Indeed. Couldn’t agree more. We democratically (well, semi-democratically, I guess, considering who got to vote) gave away buttloads of power to officials with no direct accountability to the voters. You’re simply trying to take it back because you’d rather it hadn’t been given away in the first place. Get cracking on that constitutional amendment, I guess.
Not really, given the extremely limited government that prevailed throughout the 19th century, plus the U.S. Army camped out on the steps of the Southern legislatures that were most enthusiastic about denying due process and equal protection. If substantive due process was really all that wacko-bizarro-antitextual claptrap you claim it to be, you’d think the courts would have had a hard time swallowing it when the argument was first presented to them. Instead, they pretty much shrugged their shoulders and said “Of course it’s ends as well as means.”

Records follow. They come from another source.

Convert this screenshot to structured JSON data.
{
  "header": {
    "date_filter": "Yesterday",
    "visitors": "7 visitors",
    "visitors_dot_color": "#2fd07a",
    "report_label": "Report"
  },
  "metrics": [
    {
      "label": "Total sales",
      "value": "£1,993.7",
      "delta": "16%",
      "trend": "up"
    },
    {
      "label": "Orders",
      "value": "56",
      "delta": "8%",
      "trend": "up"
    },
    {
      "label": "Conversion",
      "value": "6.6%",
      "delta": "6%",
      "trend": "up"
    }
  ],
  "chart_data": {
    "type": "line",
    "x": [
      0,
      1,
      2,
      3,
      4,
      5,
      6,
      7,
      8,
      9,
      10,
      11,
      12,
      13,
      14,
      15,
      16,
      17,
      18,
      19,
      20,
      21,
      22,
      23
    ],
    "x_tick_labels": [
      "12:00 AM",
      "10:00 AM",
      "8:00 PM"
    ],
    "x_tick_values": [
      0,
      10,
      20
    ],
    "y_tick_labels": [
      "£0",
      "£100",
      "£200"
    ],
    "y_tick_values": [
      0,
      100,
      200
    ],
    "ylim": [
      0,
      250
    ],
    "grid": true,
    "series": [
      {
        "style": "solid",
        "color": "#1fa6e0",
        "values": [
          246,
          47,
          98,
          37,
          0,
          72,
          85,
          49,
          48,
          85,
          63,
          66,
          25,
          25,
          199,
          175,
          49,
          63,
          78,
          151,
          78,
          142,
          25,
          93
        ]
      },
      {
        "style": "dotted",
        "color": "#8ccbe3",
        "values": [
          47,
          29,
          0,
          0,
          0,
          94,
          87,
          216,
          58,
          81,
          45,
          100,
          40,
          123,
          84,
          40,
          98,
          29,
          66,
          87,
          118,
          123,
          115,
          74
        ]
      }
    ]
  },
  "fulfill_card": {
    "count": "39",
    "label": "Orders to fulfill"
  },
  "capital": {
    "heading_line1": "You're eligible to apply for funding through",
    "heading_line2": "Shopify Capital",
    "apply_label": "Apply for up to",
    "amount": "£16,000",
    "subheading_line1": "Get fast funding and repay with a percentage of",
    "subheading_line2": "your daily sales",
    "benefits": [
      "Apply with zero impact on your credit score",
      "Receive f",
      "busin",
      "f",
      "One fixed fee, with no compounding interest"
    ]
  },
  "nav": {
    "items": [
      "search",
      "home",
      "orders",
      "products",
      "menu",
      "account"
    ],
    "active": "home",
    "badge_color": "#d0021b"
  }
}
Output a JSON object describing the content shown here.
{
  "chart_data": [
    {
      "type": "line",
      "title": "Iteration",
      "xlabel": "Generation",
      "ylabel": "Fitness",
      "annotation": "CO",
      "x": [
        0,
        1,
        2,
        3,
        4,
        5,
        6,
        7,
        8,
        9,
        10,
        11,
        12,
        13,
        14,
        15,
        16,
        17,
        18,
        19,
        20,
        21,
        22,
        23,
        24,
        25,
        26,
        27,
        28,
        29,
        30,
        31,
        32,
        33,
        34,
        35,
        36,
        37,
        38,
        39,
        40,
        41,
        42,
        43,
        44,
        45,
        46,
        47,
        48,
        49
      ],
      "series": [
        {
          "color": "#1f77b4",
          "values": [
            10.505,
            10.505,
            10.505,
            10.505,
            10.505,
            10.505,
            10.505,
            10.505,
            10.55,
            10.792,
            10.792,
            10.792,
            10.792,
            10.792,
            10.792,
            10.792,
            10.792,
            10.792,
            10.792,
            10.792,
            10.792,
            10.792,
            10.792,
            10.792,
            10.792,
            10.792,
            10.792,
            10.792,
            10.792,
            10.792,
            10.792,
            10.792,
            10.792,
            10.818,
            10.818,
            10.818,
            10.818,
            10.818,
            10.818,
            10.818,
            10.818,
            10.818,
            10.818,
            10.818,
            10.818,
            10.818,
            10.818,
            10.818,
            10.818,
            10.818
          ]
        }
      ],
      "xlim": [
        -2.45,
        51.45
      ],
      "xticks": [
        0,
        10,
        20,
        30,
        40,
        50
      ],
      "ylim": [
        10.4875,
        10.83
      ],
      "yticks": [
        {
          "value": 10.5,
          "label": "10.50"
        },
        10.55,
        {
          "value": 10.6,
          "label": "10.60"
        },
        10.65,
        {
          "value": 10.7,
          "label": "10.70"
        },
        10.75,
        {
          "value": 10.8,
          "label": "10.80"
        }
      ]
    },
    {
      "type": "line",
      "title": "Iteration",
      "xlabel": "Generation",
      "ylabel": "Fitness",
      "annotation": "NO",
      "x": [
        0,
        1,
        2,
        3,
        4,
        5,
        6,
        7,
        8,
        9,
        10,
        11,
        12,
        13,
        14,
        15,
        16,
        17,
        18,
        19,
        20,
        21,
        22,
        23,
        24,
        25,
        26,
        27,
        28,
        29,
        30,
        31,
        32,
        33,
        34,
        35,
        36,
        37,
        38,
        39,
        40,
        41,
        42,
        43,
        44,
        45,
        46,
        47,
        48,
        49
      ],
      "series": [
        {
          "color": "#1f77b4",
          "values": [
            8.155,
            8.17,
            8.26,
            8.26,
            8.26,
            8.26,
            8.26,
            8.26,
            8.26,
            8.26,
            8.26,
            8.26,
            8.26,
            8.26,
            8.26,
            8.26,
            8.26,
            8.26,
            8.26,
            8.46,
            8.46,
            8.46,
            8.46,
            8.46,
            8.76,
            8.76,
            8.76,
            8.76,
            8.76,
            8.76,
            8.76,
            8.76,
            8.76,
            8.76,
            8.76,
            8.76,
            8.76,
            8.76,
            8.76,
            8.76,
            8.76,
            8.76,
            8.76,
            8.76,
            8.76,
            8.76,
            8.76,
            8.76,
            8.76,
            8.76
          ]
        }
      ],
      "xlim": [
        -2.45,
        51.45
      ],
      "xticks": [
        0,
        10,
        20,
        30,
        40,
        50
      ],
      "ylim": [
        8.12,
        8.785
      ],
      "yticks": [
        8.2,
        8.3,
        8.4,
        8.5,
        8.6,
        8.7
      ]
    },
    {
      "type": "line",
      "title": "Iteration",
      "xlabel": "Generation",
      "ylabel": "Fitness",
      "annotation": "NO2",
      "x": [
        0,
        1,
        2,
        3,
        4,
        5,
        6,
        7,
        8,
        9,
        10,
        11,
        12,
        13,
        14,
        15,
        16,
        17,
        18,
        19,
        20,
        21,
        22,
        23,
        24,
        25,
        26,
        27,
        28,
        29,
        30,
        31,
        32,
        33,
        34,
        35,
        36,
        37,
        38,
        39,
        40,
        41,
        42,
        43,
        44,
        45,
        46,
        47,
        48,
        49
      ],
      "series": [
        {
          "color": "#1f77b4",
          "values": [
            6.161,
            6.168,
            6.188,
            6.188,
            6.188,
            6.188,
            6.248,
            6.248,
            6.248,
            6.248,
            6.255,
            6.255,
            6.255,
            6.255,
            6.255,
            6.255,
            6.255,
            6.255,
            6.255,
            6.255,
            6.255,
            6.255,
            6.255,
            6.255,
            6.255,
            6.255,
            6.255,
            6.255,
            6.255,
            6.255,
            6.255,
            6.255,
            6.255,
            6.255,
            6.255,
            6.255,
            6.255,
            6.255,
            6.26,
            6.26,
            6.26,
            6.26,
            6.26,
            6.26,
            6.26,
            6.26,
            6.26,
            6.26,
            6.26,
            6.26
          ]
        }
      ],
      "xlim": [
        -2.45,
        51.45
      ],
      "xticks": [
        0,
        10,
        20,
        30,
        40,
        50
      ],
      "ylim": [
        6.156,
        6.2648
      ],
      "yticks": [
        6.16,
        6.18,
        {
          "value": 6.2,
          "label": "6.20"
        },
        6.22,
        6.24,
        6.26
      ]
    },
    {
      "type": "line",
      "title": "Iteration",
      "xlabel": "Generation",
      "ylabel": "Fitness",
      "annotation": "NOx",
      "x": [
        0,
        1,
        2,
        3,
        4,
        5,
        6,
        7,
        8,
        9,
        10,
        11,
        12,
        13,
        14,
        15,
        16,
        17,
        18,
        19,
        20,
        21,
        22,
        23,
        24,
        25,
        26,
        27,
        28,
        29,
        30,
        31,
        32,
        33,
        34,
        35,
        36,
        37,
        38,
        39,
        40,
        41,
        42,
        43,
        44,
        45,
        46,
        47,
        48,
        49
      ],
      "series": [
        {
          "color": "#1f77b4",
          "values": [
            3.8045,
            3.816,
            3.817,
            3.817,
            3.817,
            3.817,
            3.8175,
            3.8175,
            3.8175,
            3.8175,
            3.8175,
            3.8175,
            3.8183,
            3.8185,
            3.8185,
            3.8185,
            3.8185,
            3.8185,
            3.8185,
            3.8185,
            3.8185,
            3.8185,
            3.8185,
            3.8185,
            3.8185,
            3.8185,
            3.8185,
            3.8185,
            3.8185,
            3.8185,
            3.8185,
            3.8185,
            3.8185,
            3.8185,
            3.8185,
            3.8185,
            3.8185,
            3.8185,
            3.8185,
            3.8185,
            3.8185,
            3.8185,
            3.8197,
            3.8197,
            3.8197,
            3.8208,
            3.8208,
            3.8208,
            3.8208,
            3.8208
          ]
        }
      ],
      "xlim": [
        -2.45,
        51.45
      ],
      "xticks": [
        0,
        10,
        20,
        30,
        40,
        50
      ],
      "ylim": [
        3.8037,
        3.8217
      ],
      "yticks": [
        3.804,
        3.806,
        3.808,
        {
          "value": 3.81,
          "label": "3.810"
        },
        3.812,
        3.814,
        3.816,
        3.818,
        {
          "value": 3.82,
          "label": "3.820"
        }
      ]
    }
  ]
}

Sure I have–I’ve endorsed the Supreme Court’s own forumaltion, that SDP protects rights and activities that are “fundamenal to our concept of ordered liberty.”
You’re very serious about ends, but you just don’t care enough to ever bother to rethink your favored means when the ends are truly evil? Pardon me if I don’t join you in your outcome-indifferent philosophy.
That strikes me as a pretty big abdication of one’s moral responsibility as a human being. Surely, you would concede that there are circumstances so extreme where “any means necessary”–in the original sense of the phrase, not your rather bizarre application of it to the basic principle of judicial review–become not just acceptable, but a moral imperative? C’mon, think Nazis and slavery and nasty stuff like that.
Entirely correct.
Entirely incorrect. Indeed, I’ve specifically noted that Justice Scalia is absolutely correct in his analysis that the Lawrence majority basically chucked standard due process analysis straight out the window. I’d have been much happier if they explicity analyzed the under the normal SDP tests, and I’m not at all sure why they did not. The consequence of that failure–and that ridiculously vague analysis–is likely to lead to an explosion of pointless litigation.
But to get back to your immediately preceding point, it ought to be pretty darned obvious that recognizing the potentially unlimited power of government is hardly an endorsement of any and every specific exercise of that power. There is, after all, a vast difference between can and should.
Welcome to the real world, amigo. It’s a scary place, where people you’ve never even met wield vast power, both actual and potential, over every detail of your life. You trust in the goodwill of Justice Scalia; I trust in the goodwill of Justice Kennedy. Life goes on, paying no heed to legal philosophy.